Fokus yapılan yeri doğru seçin

Fotoğraf - 4
Deklanşöre basmadan önce, yaptığımız kadrajda neyin ön plana çıkmasını istediğimizi bilmek, fokus yapacağımız alanları daha doğru seçmemizi sağlayacaktır. Fotoğraf 4 (1/30 sn. – F/2,8), kadraj, fokus, alan derinliği ve arka fon seçimi açısından iyi bir örnek teşkil etmektedir. Burada ilgi merkezi çaycı kızdır. Bunun dışında, kadrajdaki tüm diğer objeler bizim ilgi alanımızın daha az yoğun olduğu noktalardır. Bu aşamada, fokus yapacağımız alan dışında kalan alanların ne seviyede flu olması gerektiği de aslında önemli bir karardır. Bu fotoğrafta, çaycı kızın bulunduğu ortam, yaptığı işle ilgili objelerle dolu olduğundan, ortam hakkında da fotoğrafa bakan kişiye bilgi verilmelidir. Bu gözle baktığımızda, Fotoğraf 1’deki kuş örneği gibi, arka planın tamamen flu olacak şekilde makinemizin ayarlarının yapılması, yapılacak en büyük hatalardan biri olacaktır. Fokus alanı olarak burada, kızın yüzü, bedeni ve çay bardakları seçilmiştir. Bu kadrajda, yapılan iş, kişi ve bulunduğu ortam hakkında bilgi verilmek istenmiştir. Yine 70-200mm. F/2,8 objektifle çekilen bu fotoğrafta, objektifin en kısa odak uzaklığı olan 70mm. kullanılmıştır. Bu sayede, alan derinliği biraz daha artırılarak, arka fonda ve ön planda bulunan objeler hakkında da bilgiye ulaşılması sağlanmıştır. Çaycı kız, kadrajda sağ tarafa yerleştirilerek, yine kuş örneğinde olduğu gibi ilginin kız dışında kalan alanlara da kayması hedeflenmiştir. Enstantane değerinin 1/30sn. gibi düşük tutulması da, kızın kolunun hafif flu çıkmasını sağlayarak, fotoğrafa bir miktar hareket kazandırmıştır.

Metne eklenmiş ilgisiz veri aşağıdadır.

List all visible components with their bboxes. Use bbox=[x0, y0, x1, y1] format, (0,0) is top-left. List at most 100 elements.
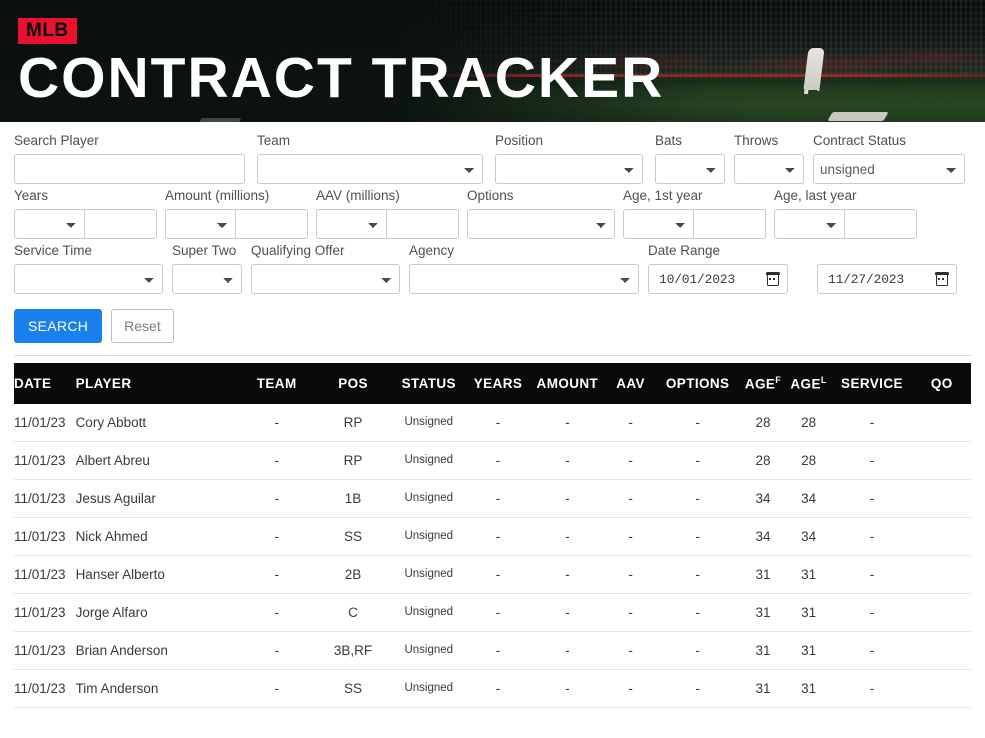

Fokus yapılan yerde netlik

Fotoğraf - 5
Tekrar edecek olursak, fokus yaptığımız yer, bizim için ilgi merkezidir. Ancak bu, fokus yapılan yerin kadrajda her zaman en net görüntüye sahip olan yer olacağı anlamı taşımamaktadır. Fotoğraf 5 (1/40 sn. – F/4) düşük ışık şartlarında ve 1/40sn. gibi düşük bir enstantanede çekildiğinden, her tarafta netlik sağlanamamıştır. Burada fokus yapılan alan, adamın elleri ve bardaktır. Adamın kim olduğu, nasıl biri olduğu ve arka fon önemli değildir. Adamın bardağı sürekli hareket ettirmesi, bardağın net çıkmasını bir miktar engellemiştir, ancak buna rağmen, fokus yapılan bölgenin eller ve bardak olduğu açıktır. Burada ilgi merkezinin istenilen yere çekilmesi, masaya vuran ışık kaynağı sayesinde gerçekleşmektedir. Lambadan gelen ışık, bardak ve eller üzerinde yoğunlaşmıştır. Tam netlik sağlanamasa da, bu kadrajda fokus alanı eller ve bardaktır. Ellerin arkasında adamın gömleğinin flu bir fon olarak kullanılması da, fokus yapılan bölgeye ilgiyi artırmaktadır.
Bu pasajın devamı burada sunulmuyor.